Written by Alan Brochstein for CFA.
Denis Arsenault, Neil Closner, Vic Neufeld, Terry Booth and Bruce Linton
This is a big month for Canada’s federal medical cannabis program, MMPR, as Health Canada must respond to the Allard ruling by August 24th, paving the way for home grow and possibly other changes. The program, which was officially launched on April 1, 2014, is reaching critical mass, with over 53K registered patients as of March 31st and likely more than 70K at the end of July given the strong growth rates that we reported at the end of June.
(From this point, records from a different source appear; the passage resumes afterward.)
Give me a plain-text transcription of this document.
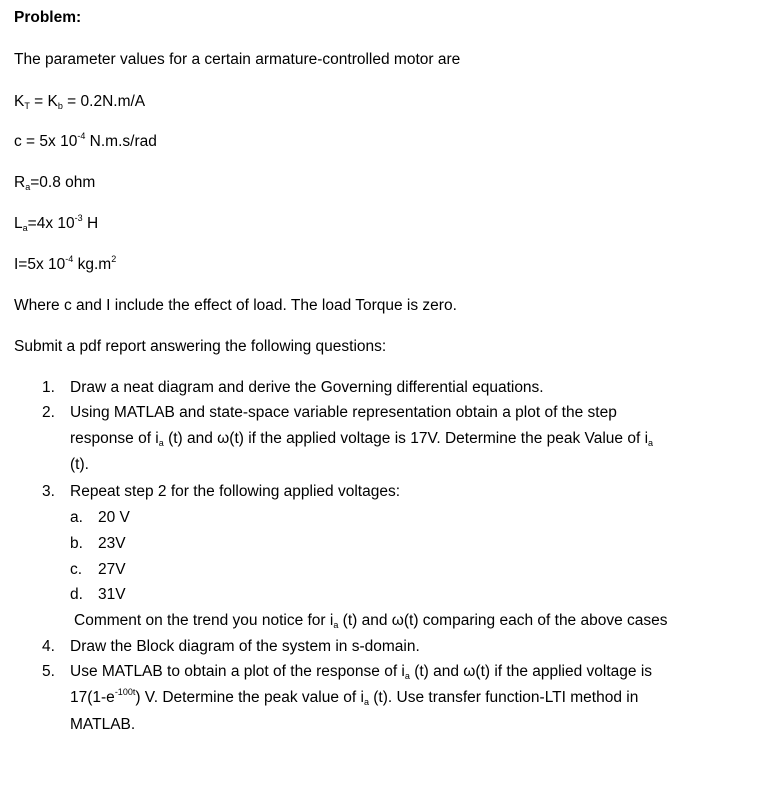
Problem:
The parameter values for a certain armature-controlled motor are
$K_T = K_b = 0.2N.m/A$
c = 5x $10^{-4}$ N.m.s/rad
$R_a=0.8$ ohm
$L_a=4x$ $10^{-3}$ H
I=5x $10^{-4}$ $kg.m^2$
Where c and I include the effect of load. The load Torque is zero.
Submit a pdf report answering the following questions:
1. Draw a neat diagram and derive the Governing differential equations.
2. Using MATLAB and state-space variable representation obtain a plot of the step
response of $i_a$ (t) and ω(t) if the applied voltage is 17V. Determine the peak Value of $i_a$
(t).
3. Repeat step 2 for the following applied voltages:
a. 20 V
b. 23V
c. 27V
d. 31V
Comment on the trend you notice for $i_a$ (t) and ω(t) comparing each of the above cases
4. Draw the Block diagram of the system in s-domain.
5. Use MATLAB to obtain a plot of the response of $i_a$ (t) and ω(t) if the applied voltage is
$17(1-e^{-100t})$ V. Determine the peak value of $i_a$ (t). Use transfer function-LTI method in
MATLAB.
MMPR has already evolved in many ways, perhaps the most significant of which was the inclusion of extracts, with the first license awarded last summer following the Smith case that mandated the program allow for cannabis derivatives. While most industry observers expect that Health Canada will permit some form of home growing by patients, there may be some other changes as well. In order to gauge what the industry leaders expect, we asked several MMPR Licensed Producer CEOs to share their perspective.
Not surprisingly, all of the CEOs expect that home grow will be permitted. Denis Arsenault, CEO of Organigram (TSXV: OGI) (OTC: OGRMF), expects that patients with prescriptions will be able to to grow 6-8 plants, and he is also predicting that pharmacies will be able to dispense. Terry Booth, CEO of Aurora Cannabis (TSXV: ACB) (OTC: ACBFF), suggested that there would be home grow but with limits. He also expects to see changes to the Controlled Drug and Substance Act. Neil Closner, CEO of MedReleaf, expects the plant count to be limited.
Bruce Linton, CEO of Canopy Growth (TSX: CGC) (OTC: TWMJF), the parent of Tweed and Bedrocan Canada, thinks that the initial Health Canada move will be somewhat of a re-enabling of the prior system, MMAR, with corrections made in the future. He also believes that there could be further expansion in the forms of cannabis permitted for sale beyond dried flower and the current extracts. Finally, Vic Neufeld, CEO of Aphria (TSXV: APH) (OTC: APHQF) expects some sort of designated grower status and believes that LPs may be the supplier of plant genetics for home growers. He also suggests that pharmacies could be added to distribution in order to combat the proliferation of illegal dispensaries.